The front winters (’24/’25) are back up testing 100p/therm again following last week’s short-lived drop off to 96.57p/therm.
The UK system was long at this morning’s open (supply outstripping demand forecast) with a little more Norwegian flow coming back online.
LNG stocks remain healthy despite very few arrivals to UK ports this month – sendout remains stable at 8mcm/d (million cubic metres/day).
The Wheatstone LNG platform in Australia is undergoing unscheduled maintenance meaning LNG buyers are likley to see increased competition for cargos.
Australia supplies a good chunk of its LNG output to Asia where high temperatures have increased cooling demand – so Asia will need to compete for cargos which otherwise would be headed for Europe/UK shores.
On the weather side, forecasts are mixed so expect some flip-flopping – though it’s likely we’ll not see temperatures back up above seasonal norms until the 20th.
Wind generation has dropped off a cliff but will be back up again by the weekend, then forecast to plateau at moderate levels for the remainder of the month.
European storage is at 72% versus the 5-year average of 59%.
Global LNG production is forecast to rise 4% to coincide with the onset of Winter-24 – it’s conceivable if we have another mild winter that increased export capacity may lead to an oversupplied market next summer.

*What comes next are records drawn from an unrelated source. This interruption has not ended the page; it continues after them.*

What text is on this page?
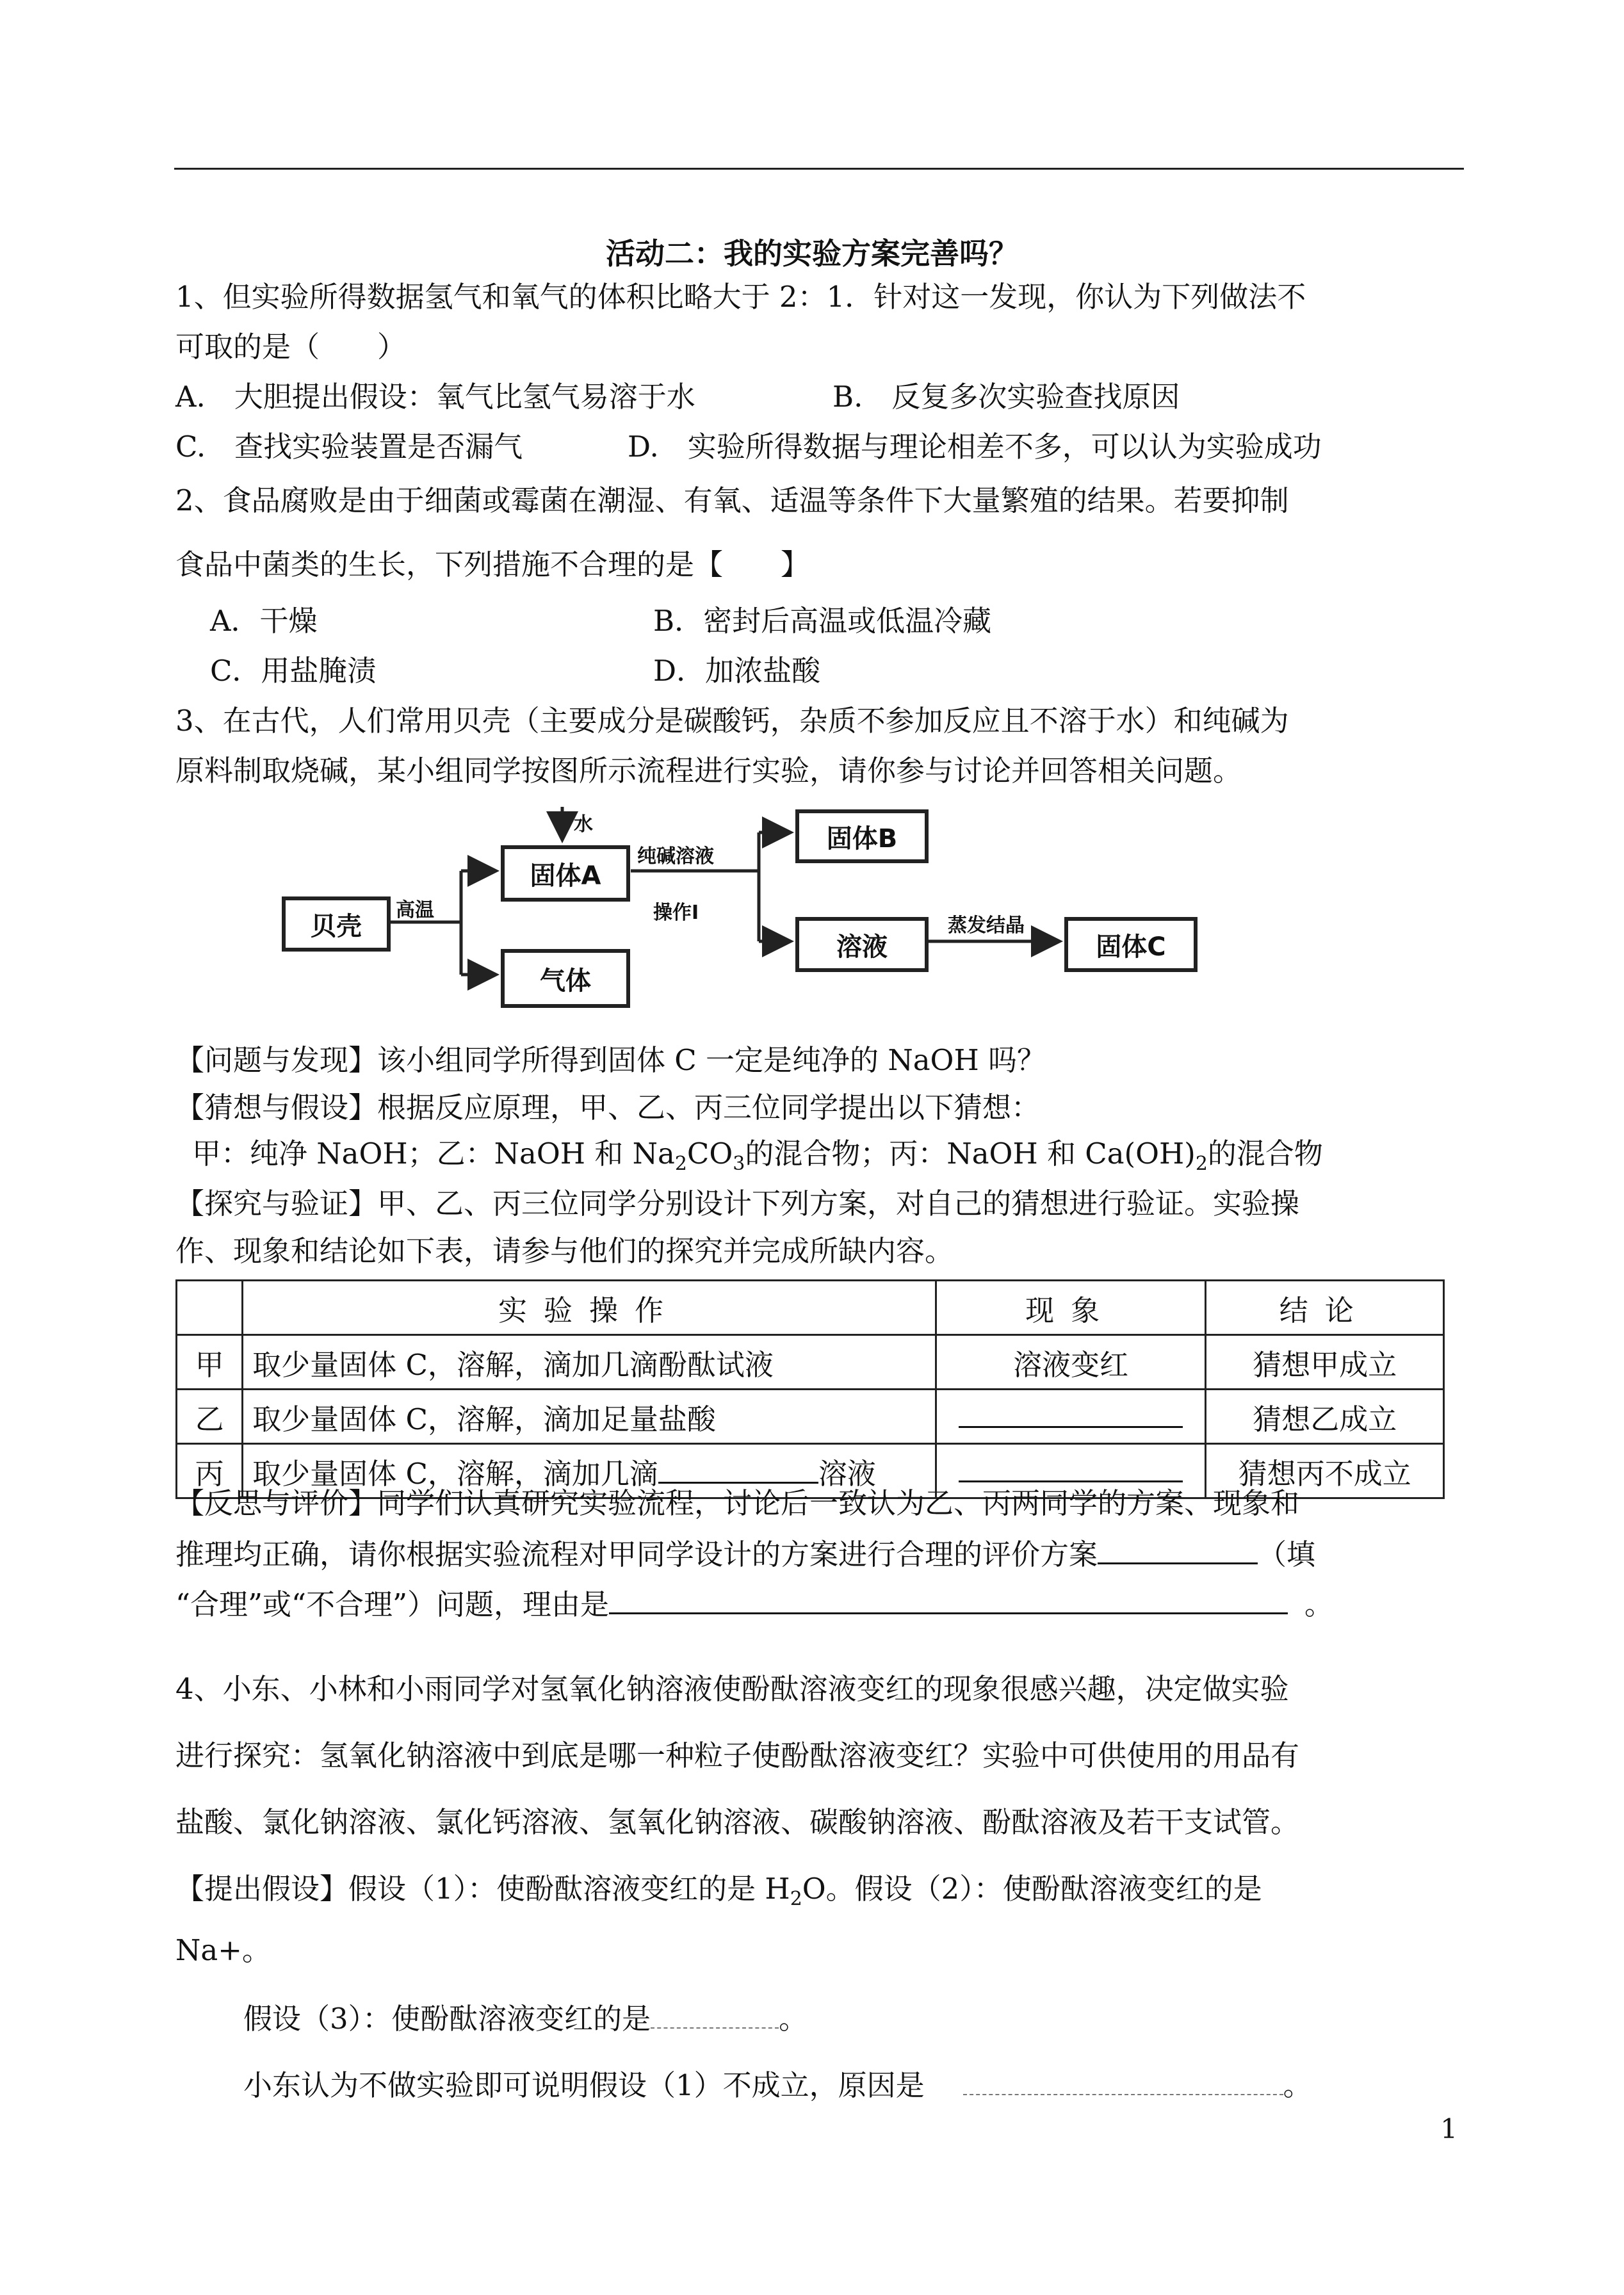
活动二：我的实验方案完善吗？
1、但实验所得数据氢气和氧气的体积比略大于 2：1．针对这一发现，你认为下列做法不
可取的是（　　）
A.　大胆提出假设：氧气比氢气易溶于水	B.　反复多次实验查找原因
C.　查找实验装置是否漏气	D.　实验所得数据与理论相差不多，可以认为实验成功
2、食品腐败是由于细菌或霉菌在潮湿、有氧、适温等条件下大量繁殖的结果。若要抑制
食品中菌类的生长，下列措施不合理的是【　　】
A．干燥	B．密封后高温或低温冷藏
C．用盐腌渍	D．加浓盐酸
3、在古代，人们常用贝壳（主要成分是碳酸钙，杂质不参加反应且不溶于水）和纯碱为
原料制取烧碱，某小组同学按图所示流程进行实验，请你参与讨论并回答相关问题。
贝壳
高温
固体A
水
气体
纯碱溶液
操作Ⅰ
固体B
溶液
蒸发结晶
固体C
【问题与发现】该小组同学所得到固体 C 一定是纯净的 NaOH 吗？
【猜想与假设】根据反应原理，甲、乙、丙三位同学提出以下猜想：
甲：纯净 NaOH；乙：NaOH 和 $Na_2CO_3$的混合物；丙：NaOH 和 $Ca(OH)_2$的混合物
【探究与验证】甲、乙、丙三位同学分别设计下列方案，对自己的猜想进行验证。实验操
作、现象和结论如下表，请参与他们的探究并完成所缺内容。
	实验操作	现象	结论
甲	取少量固体 C，溶解，滴加几滴酚酞试液	溶液变红	猜想甲成立
乙	取少量固体 C，溶解，滴加足量盐酸		猜想乙成立
丙	取少量固体 C，溶解，滴加几滴 溶液		猜想丙不成立
【反思与评价】同学们认真研究实验流程，讨论后一致认为乙、丙两同学的方案、现象和
推理均正确，请你根据实验流程对甲同学设计的方案进行合理的评价方案	（填
“合理”或“不合理”）问题，理由是	。
4、小东、小林和小雨同学对氢氧化钠溶液使酚酞溶液变红的现象很感兴趣，决定做实验
进行探究：氢氧化钠溶液中到底是哪一种粒子使酚酞溶液变红？实验中可供使用的用品有
盐酸、氯化钠溶液、氯化钙溶液、氢氧化钠溶液、碳酸钠溶液、酚酞溶液及若干支试管。
【提出假设】假设（1）：使酚酞溶液变红的是 $H_2O$。假设（2）：使酚酞溶液变红的是
Na+。
假设（3）：使酚酞溶液变红的是	。
小东认为不做实验即可说明假设（1）不成立，原因是	。
1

As we head deeper into summer conditioning, demand is on a downwards trend from here-on-in and will gradually loosen the UK balance – allowing storage injections.
Whilst it’s conceivable we’ve already seen the bottom of summer pricing, it’s not panic stations just yet.
The consensus amongst Industrials continues to be one of scaling-in whilst adopting a wait-and-see approach to any remaining open volumes for Winter-24/winter-25.
111 days of Summer-24 remain (with 73 days now used up) – so we’ve got the best part of two thirds of Summer-24 still to come.
Europe remains on track to achieve 100% storage levels by Winter-24 (early Oct ’24).
Monthly Day-Ahead averages are on target this month to achieve 82p/therm (or circa. 2.8p/kwh excluding non-gas).
ELECTRICITY & CARBON
Looking to the continent, European near-term delivery prices cleared with mixed results yesterday – down in France (on anticipation of rising nuclear availability) but up in Germany, Belgium and the Netherlands (at the prospect of falling wind ouputs).
On the Carbon markets, EUAs (European Allowances) observed a noticeable decline in the afternoon, heading back toward the 70€/tonne level.
Market participants attribute the recent erratic moves of emissions to a combination of gas developments and technical trading (ahead of the June options expiry).
EUAs have seen bearish momentum over the past couple of weeks, and further weakness in the gas market will likely bring about a more sustained downward move.
The COT (Commitment of Traders Report) released today shows an increase in speculators’ net short position highlighting their appetite to renew a bearish bet on the market.
Back in the UK, UKAs (UK Allowances) are treading water – now trading at circa. £49/tn (Dec-24 benchmark) – having failed to break above the upper extremity of the confirmed price channel, with momentum indicators in overbought territory and rolling over (see chart).
Our electricity generation mix is bullish in nature today with renewables contributing 16%, thermal at 43% (gas and coal) and low carbon at 27% (nuclear and imports).
Monthly Day-Ahead averages are on target this month to achieve £67/mwh (or 6.7p/kwh excluding non-energy).